Many people would likely be hesitant to adopt a special needs pet, but in most respects, they’re really no different than any other pet. Special needs pets are not defined by their circumstances. They’re not even aware that they’re different from other animals of their kind. First and foremost each is just a dog or a cat with the same capacity to love as any “normal” pet.
And, as they should with any companion animal, special needs pet parents must be completely committed to providing all care the pet will need throughout its entire life.

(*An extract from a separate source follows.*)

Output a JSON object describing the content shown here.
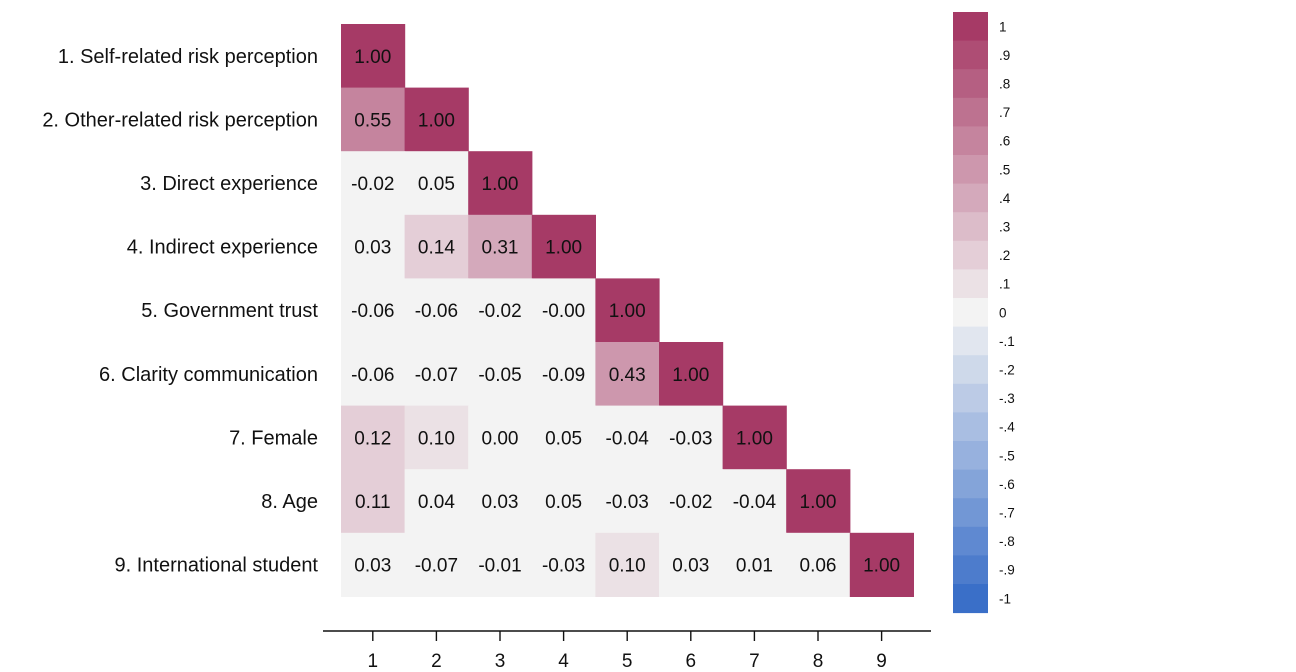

However, this commitment can be substantially greater when dealing with special needs. Before adopting a pet that will need exceptional care, it’s important to have a very clear picture of the challenges you may face. Talk to your veterinarian and to other pet parents who have adopted a cat or dog with the same issues. Learn about the type of care that will be required at various stages of the animal’s life. Knowledge and preparedness will ensure a successful adoption and a long and enriched lifetime with your pet.
Fit: Consider your existing family and whether or not a special needs pet could adjust to your home environment and schedule. Is the pet a good fit for a family with other pets and/or children?
Costs: Are you able to make the financial commitment that comes with adopting a special needs pet? The costs could be minimal or significant depending on the specific special need. Consider the ongoing costs of medications, special food, routine or specialized veterinary care, and/or behavioral consulting or training.
Time: It takes time for any new pet to adjust to a new environment. Some special needs pets, such as those that are deaf, blind, or have lost a limb, will require little or no extra time. Others, such as those with behavioral issues, will have a lengthy adjustment period and may require extra time, patience, and vigilance for the rest of their lives. In some cases, a pet—such as one with separation anxiety—cannot be left alone for long periods of time. Pets with chronic conditions, such as diabetes or epilepsy, will need to be given medications on a strict schedule.
There is no shortage of special needs pets in local shelters and rescues. On average, they wait four times longer to be adopted. Don’t overlook them. There may be some challenges, but the rewards of knowing you have saved an extraordinary life will be significant. Plus the human/animal bond is often stronger with a special needs pet. As has been said, “The more difficult the challenge, the greater the reward.”